What Does This Mean?
Organizations are required to “implement and maintain reasonable security procedures and practices” in protecting consumer data. Failure to do so will result in a framework of penalties that could result in large class action lawsuits, or extremely large fines for any organization that isn’t in compliance. Further, the law now provides a foundation for enforcing strong cybersecurity practices within organization that do business with and inside the State of California.
What Should You Do?
If you are a leader within your company, or a business owner, immediate steps should be taken to understand which aspects of your business apply to the CCPA. Consider hiring a security company to perform a risk assessment on your organization. Understanding your risk and having a plan to remediate the risk is an essential factor in the defense of your organization in a breach scenario. If you’re able to prove that you’re making progress towards securing your organization and have a documented plan on improving your security posture, you may receive a lessor fine/penalty.

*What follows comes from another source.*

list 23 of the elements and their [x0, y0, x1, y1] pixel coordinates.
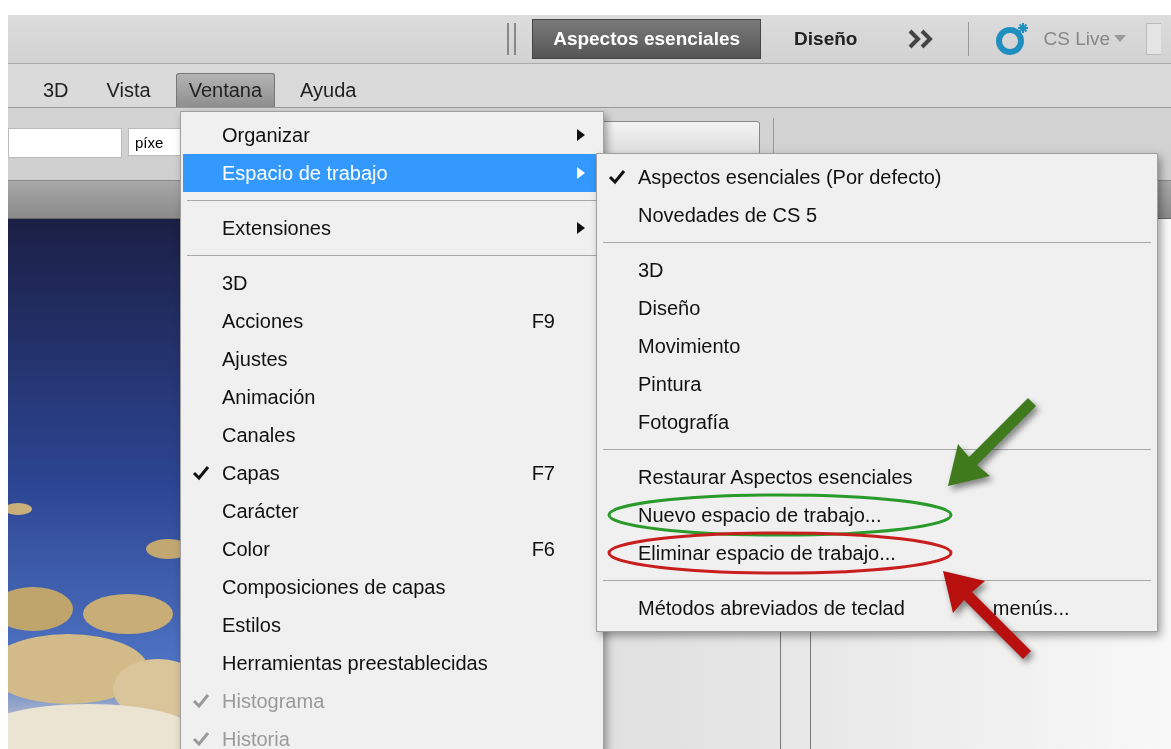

Ultimately, no system is 100% secure. It is not a factor of if; but when will a breach occur. Even if you do business in California or not, future regulations like the CCPA and Ohio’s Cybersecurity Safe Harbor law will continue to fuel the fire on the importance of adopting an industry recognized cybersecurity framework and moving towards the implementation of that framework. Data breaches will continue to happen. It is up to us to do everything we can to limit their impact and keep our customers and organizations safe.